Дорофеич, предчувствуя беду, огляделся вокруг: где же санки? Нигде не видно санок. След от полозьев свежего снега подводил прямо к квадрату проруби – и обрывался.
Где же старуха?
Дорофеич оторопел, сердце застучало, тело окаменело от испуга. Догадался: санки со старухой, раскатившись с горы, угодили прямо в прорубь – погибла старуха!
– О-о-о! – простонал Дорофеич, схватившись за голову. – Что же теперь будет?..
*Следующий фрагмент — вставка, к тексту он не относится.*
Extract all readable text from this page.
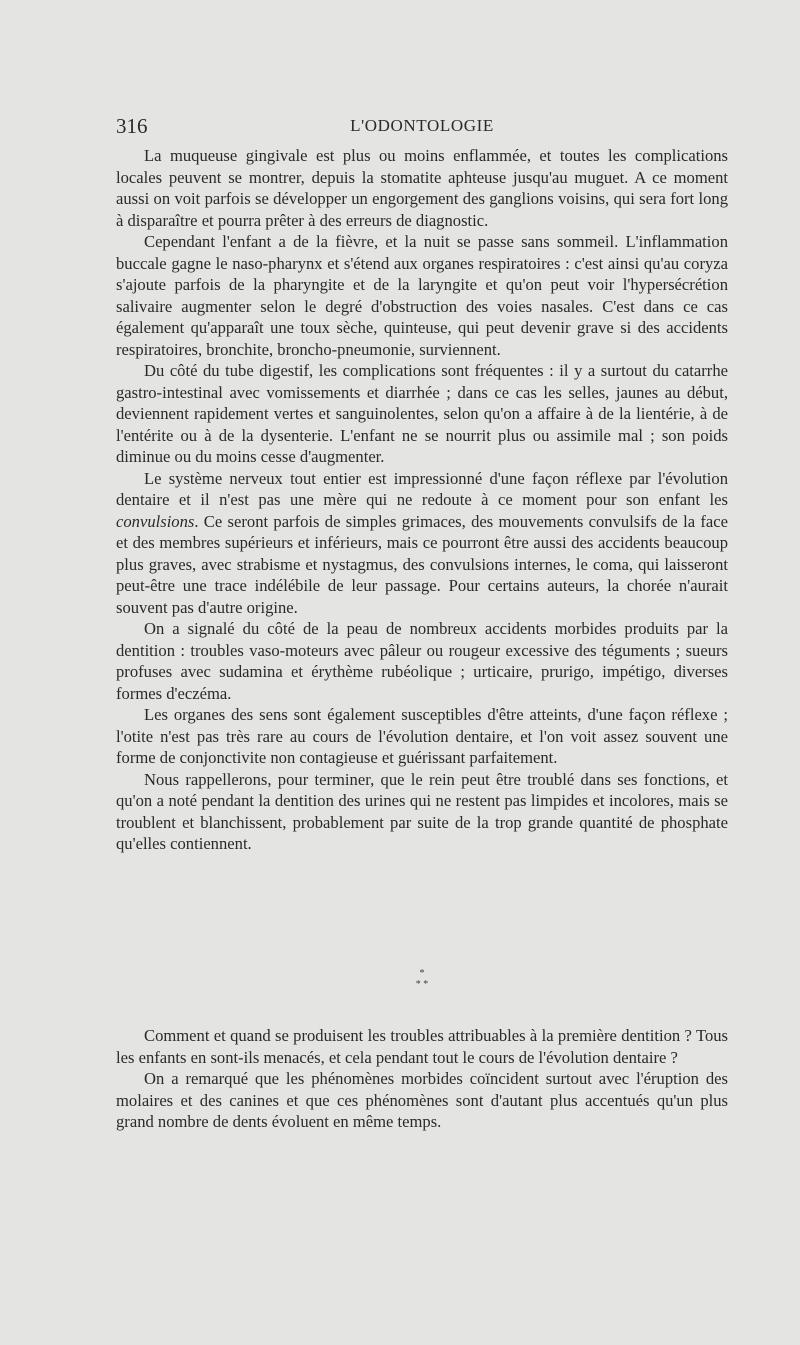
316	L'ODONTOLOGIE

La muqueuse gingivale est plus ou moins enflammée, et toutes les complications locales peuvent se montrer, depuis la stomatite aphteuse jusqu'au muguet. A ce moment aussi on voit parfois se développer un engorgement des ganglions voisins, qui sera fort long à disparaître et pourra prêter à des erreurs de diagnostic.

Cependant l'enfant a de la fièvre, et la nuit se passe sans sommeil. L'inflammation buccale gagne le naso-pharynx et s'étend aux organes respiratoires : c'est ainsi qu'au coryza s'ajoute parfois de la pharyngite et de la laryngite et qu'on peut voir l'hypersécrétion salivaire augmenter selon le degré d'obstruction des voies nasales. C'est dans ce cas également qu'apparaît une toux sèche, quinteuse, qui peut devenir grave si des accidents respiratoires, bronchite, broncho-pneumonie, surviennent.

Du côté du tube digestif, les complications sont fréquentes : il y a surtout du catarrhe gastro-intestinal avec vomissements et diarrhée ; dans ce cas les selles, jaunes au début, deviennent rapidement vertes et sanguinolentes, selon qu'on a affaire à de la lientérie, à de l'entérite ou à de la dysenterie. L'enfant ne se nourrit plus ou assimile mal ; son poids diminue ou du moins cesse d'augmenter.

Le système nerveux tout entier est impressionné d'une façon réflexe par l'évolution dentaire et il n'est pas une mère qui ne redoute à ce moment pour son enfant les convulsions. Ce seront parfois de simples grimaces, des mouvements convulsifs de la face et des membres supérieurs et inférieurs, mais ce pourront être aussi des accidents beaucoup plus graves, avec strabisme et nystagmus, des convulsions internes, le coma, qui laisseront peut-être une trace indélébile de leur passage. Pour certains auteurs, la chorée n'aurait souvent pas d'autre origine.

On a signalé du côté de la peau de nombreux accidents morbides produits par la dentition : troubles vaso-moteurs avec pâleur ou rougeur excessive des téguments ; sueurs profuses avec sudamina et érythème rubéolique ; urticaire, prurigo, impétigo, diverses formes d'eczéma.

Les organes des sens sont également susceptibles d'être atteints, d'une façon réflexe ; l'otite n'est pas très rare au cours de l'évolution dentaire, et l'on voit assez souvent une forme de conjonctivite non contagieuse et guérissant parfaitement.

Nous rappellerons, pour terminer, que le rein peut être troublé dans ses fonctions, et qu'on a noté pendant la dentition des urines qui ne restent pas limpides et incolores, mais se troublent et blanchissent, probablement par suite de la trop grande quantité de phosphate qu'elles contiennent.

*
* *

Comment et quand se produisent les troubles attribuables à la première dentition ? Tous les enfants en sont-ils menacés, et cela pendant tout le cours de l'évolution dentaire ?

On a remarqué que les phénomènes morbides coïncident surtout avec l'éruption des molaires et des canines et que ces phénomènes sont d'autant plus accentués qu'un plus grand nombre de dents évoluent en même temps.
Дорофеича донимала дрожь. Он постоял минуту над прорубью, ничего не соображая, и вдруг бросился, спотыкаясь, бежать прочь от проруби, от реки, от этой злосчастной деревни.
Как раскаивался Дорофеич позже: зачем струсил, зачем убежал в ночь! Разве убежишь от своей совести? Надо было, несмотря на случившееся, скорее бежать в амбулаторию за акушеркой, надо было дождаться утра, а утром заявить о случившемся в сельсовет. Разве не поверили бы ему, фронтовику? А он тогда струсил и побежал куда глаза глядят...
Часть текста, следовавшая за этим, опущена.